We awaken inside the poem (so to speak) just as the houseguest enters the kitchen—none other than the Russian-exile and Nobel Prize-winning poet Joseph Brodsky. At first, the relationship is unspecified: old friend? Mere acquaintance, crashing after a reading? That “mysteriously comfortable guest room/ bed”—do you think it grants a peaceful night’s rest because of some uncanny cushioning, or the deep affection surrounding it? With the simplest interchange—“How’d you sleep?” “Terrific.”—the ease of the connection is becoming clear. A normal moment: the houseguest sips black coffee, steps outside to smoke (how courteous!) But when the Russian returns, he does something that not only conveys the intimacy of the relationship, it represents the sort of unselfconscious liberty we associate with teenagers: he opens the refrigerator (no permission asked, or needed) and happily gazes at the contents. What gesture better demonstrates one’s membership in a household! That icebox interlude—Brodsky “stoop[ing] into its cold glow”—felt to me oddly magical, like a prophet gazing in toward an oracle. But it also brought to mind a bit of the history of this unique figure.
The very first time I came across poems by Brodsky was in Suzanne Massie’s 1972 anthology, The Living Mirror: Five Young Poets from Leningrad. The once-exquisite city was just being rebuilt from the effects of 20th century devastation. The editor described the thriving literary scene: coteries of young idealistic poets (hundreds of them!) sharing hardships and relishing each other’s new work. Massie recounts how they’d talk deep into the night until, inevitably, they’d end up at one apartment or another where someone would make scrambled eggs, pour glasses of vodka—a poor poet’s feast. It’s an intoxicating combination: hardship plus innocence and a faith in the power of art. Then: deeper crackdowns on dissent, a political trial, and Brodsky is branded ‘a cultural parasite.’ Soon, exile becomes his only option.
Making his appearance in today’s poem, Brodsky was already internationally famous, his fate secured—but does one ever fully outgrow deprivation? (Until the day she died, my mother never had less than five loaves of bread in her freezer, a talisman to ward off the remembered pain of the Great Depression.) And thus Brodsky speaks his holy litany: “I see ham.
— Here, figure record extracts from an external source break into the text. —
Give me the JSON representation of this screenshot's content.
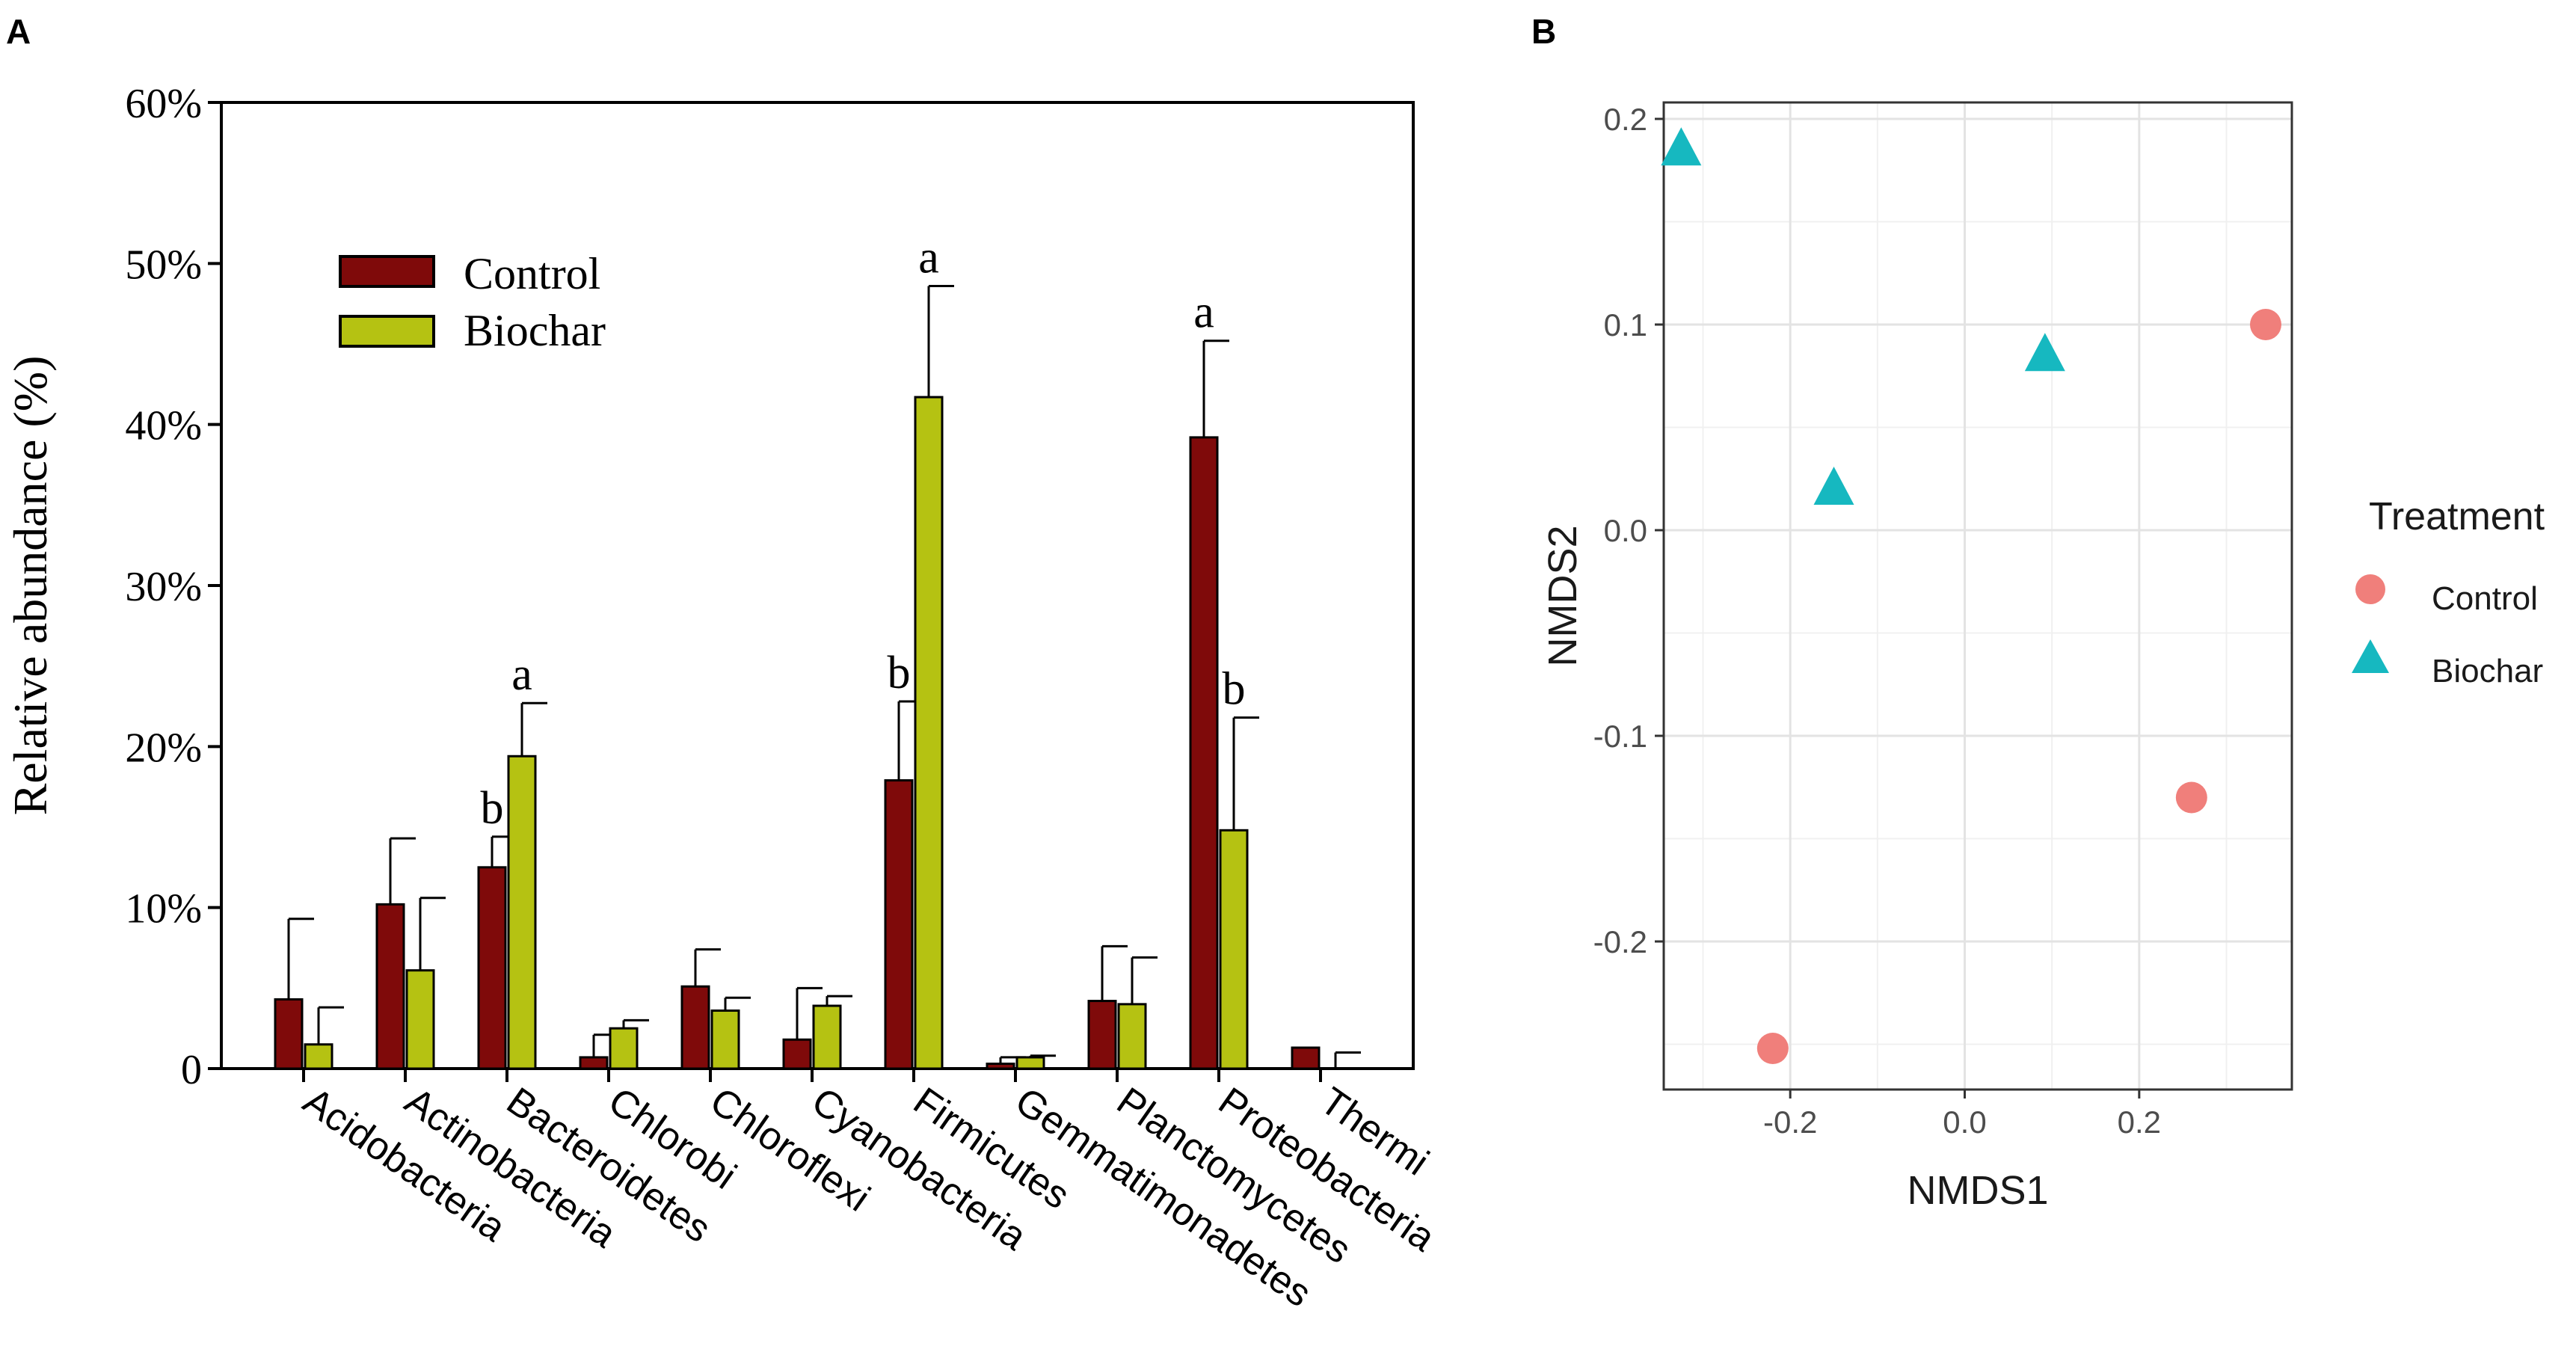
{
  "chart_data": [
    {
      "panel": "A",
      "type": "bar",
      "ylabel": "Relative abundance (%)",
      "xlabel": "",
      "ylim": [
        0,
        60
      ],
      "yticks": [
        "0",
        "10%",
        "20%",
        "30%",
        "40%",
        "50%",
        "60%"
      ],
      "ytick_values": [
        0,
        10,
        20,
        30,
        40,
        50,
        60
      ],
      "grid": false,
      "legend_position": "top-left",
      "categories": [
        "Acidobacteria",
        "Actinobacteria",
        "Bacteroidetes",
        "Chlorobi",
        "Chloroflexi",
        "Cyanobacteria",
        "Firmicutes",
        "Gemmatimonadetes",
        "Planctomycetes",
        "Proteobacteria",
        "Thermi"
      ],
      "series": [
        {
          "name": "Control",
          "color": "#7f0a0a",
          "values": [
            4.3,
            10.2,
            12.5,
            0.7,
            5.1,
            1.8,
            17.9,
            0.3,
            4.2,
            39.2,
            1.3
          ],
          "errors": [
            5.0,
            4.1,
            1.9,
            1.4,
            2.3,
            3.2,
            4.9,
            0.4,
            3.4,
            6.0,
            0.0
          ],
          "labels": [
            "",
            "",
            "b",
            "",
            "",
            "",
            "b",
            "",
            "",
            "a",
            ""
          ]
        },
        {
          "name": "Biochar",
          "color": "#b5c212",
          "values": [
            1.5,
            6.1,
            19.4,
            2.5,
            3.6,
            3.9,
            41.7,
            0.7,
            4.0,
            14.8,
            0.0
          ],
          "errors": [
            2.3,
            4.5,
            3.3,
            0.5,
            0.8,
            0.6,
            6.9,
            0.1,
            2.9,
            7.0,
            1.0
          ],
          "labels": [
            "",
            "",
            "a",
            "",
            "",
            "",
            "a",
            "",
            "",
            "b",
            ""
          ]
        }
      ]
    },
    {
      "panel": "B",
      "type": "scatter",
      "xlabel": "NMDS1",
      "ylabel": "NMDS2",
      "xlim": [
        -0.345,
        0.375
      ],
      "ylim": [
        -0.272,
        0.208
      ],
      "xticks": [
        -0.2,
        0.0,
        0.2
      ],
      "xtick_labels": [
        "-0.2",
        "0.0",
        "0.2"
      ],
      "yticks": [
        -0.2,
        -0.1,
        0.0,
        0.1,
        0.2
      ],
      "ytick_labels": [
        "-0.2",
        "-0.1",
        "0.0",
        "0.1",
        "0.2"
      ],
      "grid": true,
      "legend_title": "Treatment",
      "legend_position": "right",
      "series": [
        {
          "name": "Control",
          "shape": "circle",
          "color": "#f07f7b",
          "points": [
            {
              "x": -0.22,
              "y": -0.252
            },
            {
              "x": 0.26,
              "y": -0.13
            },
            {
              "x": 0.345,
              "y": 0.1
            }
          ]
        },
        {
          "name": "Biochar",
          "shape": "triangle",
          "color": "#16b8c0",
          "points": [
            {
              "x": -0.325,
              "y": 0.185
            },
            {
              "x": -0.15,
              "y": 0.02
            },
            {
              "x": 0.092,
              "y": 0.085
            }
          ]
        }
      ]
    }
  ],
  "panel_labels": [
    "A",
    "B"
  ]
}
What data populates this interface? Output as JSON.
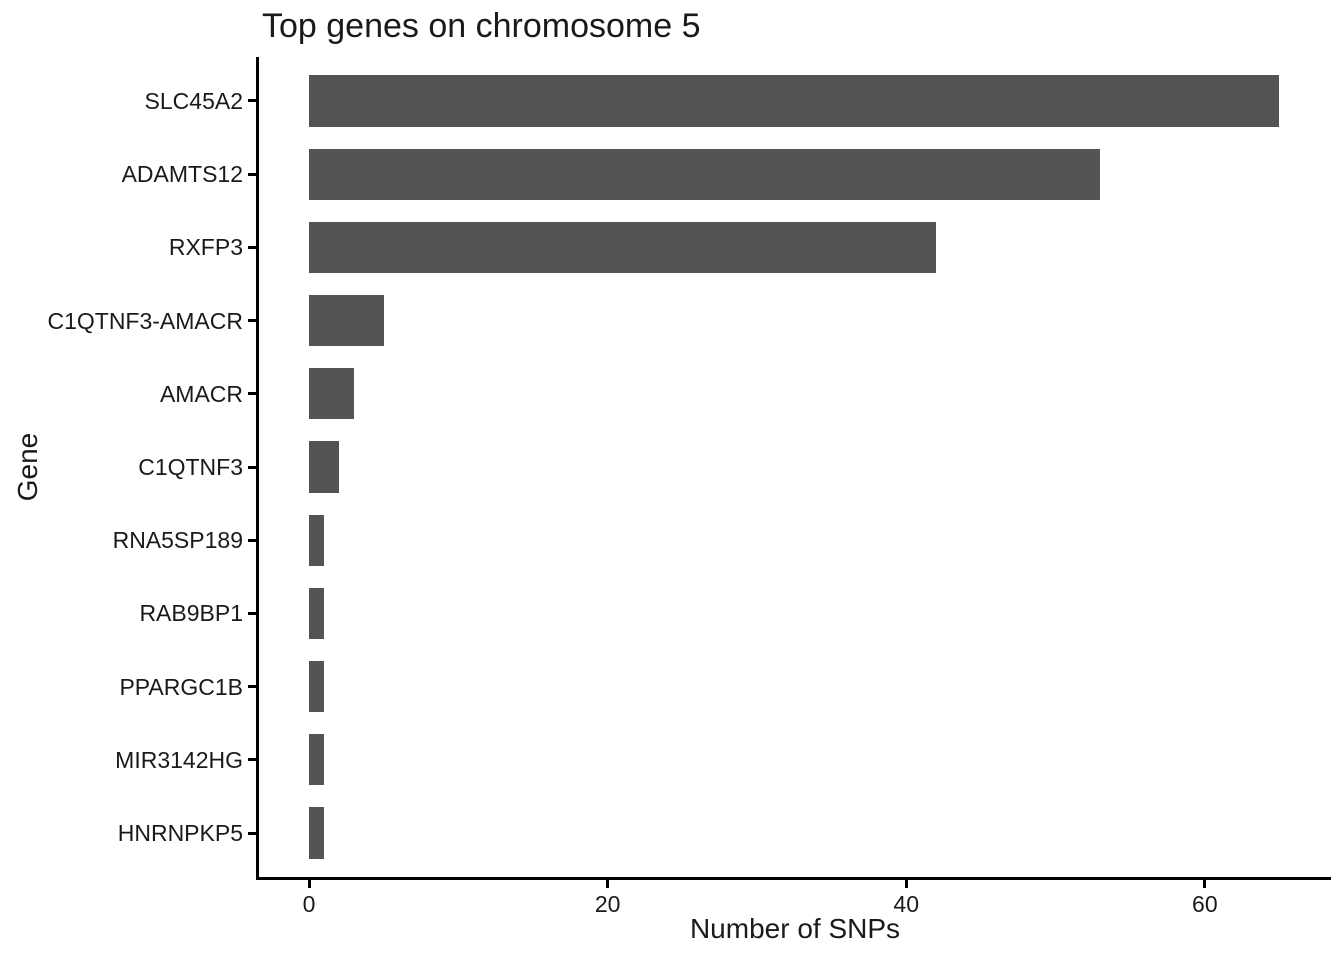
{
  "page": {
    "background": "#ffffff"
  },
  "chart_data": {
    "type": "bar",
    "orientation": "horizontal",
    "title": "Top genes on chromosome 5",
    "xlabel": "Number of SNPs",
    "ylabel": "Gene",
    "categories": [
      "SLC45A2",
      "ADAMTS12",
      "RXFP3",
      "C1QTNF3-AMACR",
      "AMACR",
      "C1QTNF3",
      "RNA5SP189",
      "RAB9BP1",
      "PPARGC1B",
      "MIR3142HG",
      "HNRNPKP5"
    ],
    "values": [
      65,
      53,
      42,
      5,
      3,
      2,
      1,
      1,
      1,
      1,
      1
    ],
    "x_ticks": [
      0,
      20,
      40,
      60
    ],
    "xlim": [
      -3.35,
      68.45
    ],
    "grid": false,
    "legend": "none",
    "bar_color": "#545454",
    "axis_color": "#000000",
    "text_color": "#1a1a1a"
  }
}
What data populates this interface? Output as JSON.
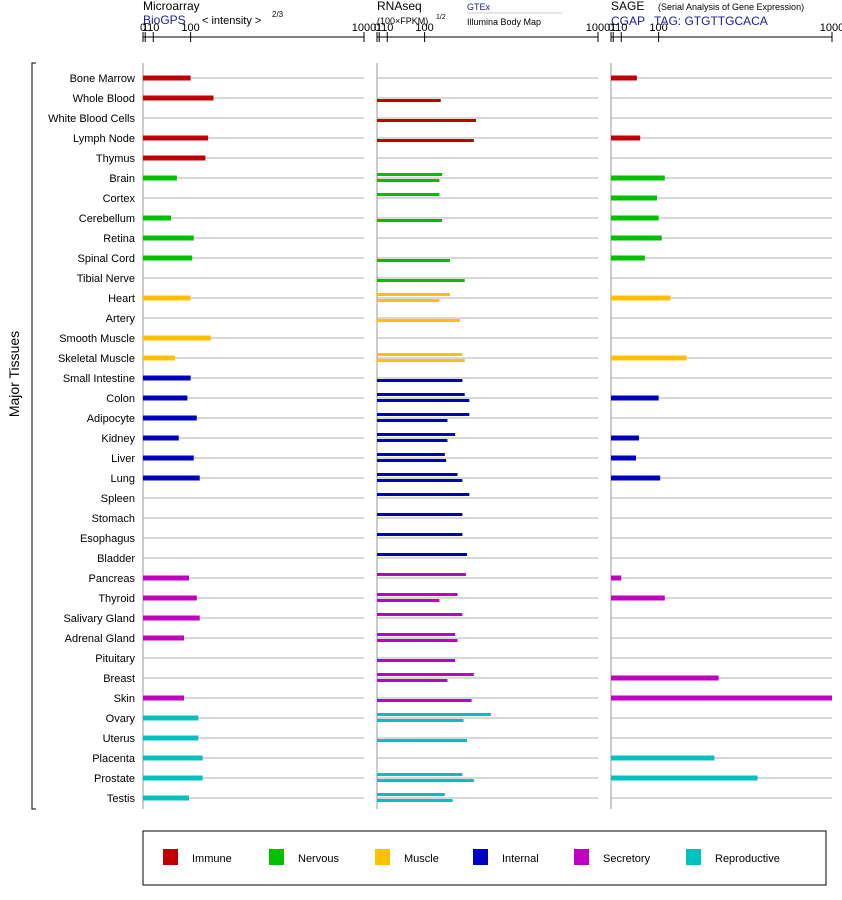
{
  "chart_data": {
    "type": "bar",
    "y_title": "Major Tissues",
    "tissues": [
      "Bone Marrow",
      "Whole Blood",
      "White Blood Cells",
      "Lymph Node",
      "Thymus",
      "Brain",
      "Cortex",
      "Cerebellum",
      "Retina",
      "Spinal Cord",
      "Tibial Nerve",
      "Heart",
      "Artery",
      "Smooth Muscle",
      "Skeletal Muscle",
      "Small Intestine",
      "Colon",
      "Adipocyte",
      "Kidney",
      "Liver",
      "Lung",
      "Spleen",
      "Stomach",
      "Esophagus",
      "Bladder",
      "Pancreas",
      "Thyroid",
      "Salivary Gland",
      "Adrenal Gland",
      "Pituitary",
      "Breast",
      "Skin",
      "Ovary",
      "Uterus",
      "Placenta",
      "Prostate",
      "Testis"
    ],
    "tissue_groups": [
      "Immune",
      "Immune",
      "Immune",
      "Immune",
      "Immune",
      "Nervous",
      "Nervous",
      "Nervous",
      "Nervous",
      "Nervous",
      "Nervous",
      "Muscle",
      "Muscle",
      "Muscle",
      "Muscle",
      "Internal",
      "Internal",
      "Internal",
      "Internal",
      "Internal",
      "Internal",
      "Internal",
      "Internal",
      "Internal",
      "Internal",
      "Secretory",
      "Secretory",
      "Secretory",
      "Secretory",
      "Secretory",
      "Secretory",
      "Secretory",
      "Reproductive",
      "Reproductive",
      "Reproductive",
      "Reproductive",
      "Reproductive"
    ],
    "colors": {
      "Immune": "#c00000",
      "Nervous": "#00c000",
      "Muscle": "#ffc000",
      "Internal": "#0000c0",
      "Secretory": "#c000c0",
      "Reproductive": "#00c0c0"
    },
    "legend": {
      "position": "bottom",
      "entries": [
        "Immune",
        "Nervous",
        "Muscle",
        "Internal",
        "Secretory",
        "Reproductive"
      ]
    },
    "panels": [
      {
        "key": "microarray",
        "title": "Microarray",
        "source": "BioGPS",
        "scale_label": "< intensity >",
        "scale_exponent": "2/3",
        "ticks": [
          "0",
          "1",
          "10",
          "100",
          "1000"
        ],
        "values": [
          100,
          180,
          null,
          160,
          150,
          60,
          null,
          45,
          110,
          105,
          null,
          100,
          null,
          170,
          55,
          100,
          90,
          120,
          65,
          110,
          130,
          null,
          null,
          null,
          null,
          95,
          120,
          130,
          80,
          null,
          null,
          80,
          125,
          125,
          140,
          140,
          95
        ]
      },
      {
        "key": "rnaseq",
        "title": "RNAseq",
        "subtitle": "(100×FPKM)",
        "subtitle_exponent": "1/2",
        "legend_top": "GTEx",
        "legend_bottom": "Illumina Body Map",
        "ticks": [
          "0",
          "1",
          "10",
          "100",
          "1000"
        ],
        "values_top": [
          null,
          null,
          null,
          null,
          null,
          160,
          150,
          null,
          null,
          null,
          null,
          190,
          null,
          null,
          240,
          null,
          250,
          270,
          210,
          170,
          220,
          270,
          240,
          240,
          260,
          255,
          220,
          240,
          210,
          null,
          290,
          null,
          370,
          null,
          null,
          240,
          170
        ],
        "values_bottom": [
          null,
          155,
          300,
          290,
          null,
          150,
          null,
          160,
          null,
          190,
          250,
          150,
          230,
          null,
          250,
          240,
          270,
          180,
          180,
          175,
          240,
          null,
          null,
          null,
          null,
          null,
          150,
          null,
          220,
          210,
          180,
          280,
          245,
          260,
          null,
          290,
          200
        ]
      },
      {
        "key": "sage",
        "title": "SAGE",
        "subtitle": "(Serial Analysis of Gene Expression)",
        "source": "CGAP",
        "tag_label": "TAG: GTGTTGCACA",
        "ticks": [
          "0",
          "1",
          "10",
          "100",
          "1000"
        ],
        "values": [
          40,
          null,
          null,
          48,
          null,
          120,
          95,
          100,
          110,
          60,
          null,
          140,
          null,
          null,
          200,
          null,
          100,
          null,
          45,
          38,
          105,
          null,
          null,
          null,
          null,
          10,
          120,
          null,
          null,
          null,
          340,
          1000,
          null,
          null,
          320,
          540,
          null
        ]
      }
    ]
  }
}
I see a chicken leg.// Do you have any meatballs?” Ensconced in his new life, face luminous with a cold 60-watt glimpse of the promised land: what a picture! We cannot know whether Jonathan is reporting or inventing the next declaration from the Russian master—“Times like this, nobody dies.” Patently untrue, but emotionally accurate: sometimes it feels as if even our seemingly-simple lives contain an unearthly abundance. How could death dare to exist at such a moment? And yet of course it does. Brodsky’s absence today attests to that. But within Jonathan’s modest unrhymed sonnet—or in all the poems through which we learn to relish our capacity for shared delight—the dark shadow is forestalled. The feast is ours; pass the plates around.